Evading Machine-Learning-Based Android Malware Detector for IoT Devices

Securing the Android gadgets from malware activities is a major concern in Internet of Things, and the drastic rise in adversarial attacks makes this problem more challenging. Existing Android adversarial techniques focus on the feature vector space manipulations through complex deep learning techniques, and the operational integrity is also not experimented. This work implements two evasion attack scenarios on the feature vector of Android apks and creates functionality preserved Android malware. The malware samples are injected with features that are absent in malicious samples, but found in legitimate applications. The sample thus formed will be identical in functionality, besides having statistical dissimilarity. One of the attack scenarios implemented is through feature similarity using Euclidean distance (ED), which measures between malware and benign samples. The other version of attack is by generating variants through particle swarm optimization (PSO).

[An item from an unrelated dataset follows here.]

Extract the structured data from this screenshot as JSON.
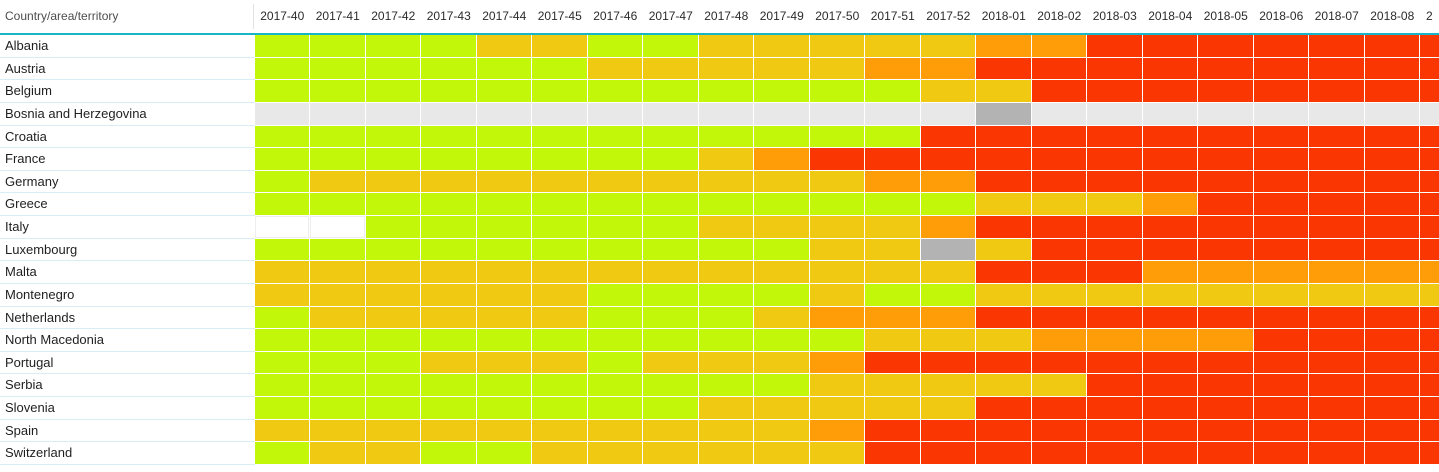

We find that our evasion algorithms are not highly biased nor complex, making them easier to train and understand compared to generative adversarial neural networks. The experiments were carried out on real-world Android applications from AndroZoo and AMD. We could successfully achieve the highest performance of 100% evasion rate with the PSO algorithm and 89.6% evasion rate with the ED algorithm with the lowest computational complexity compared to machine learning or deep learning mechanisms.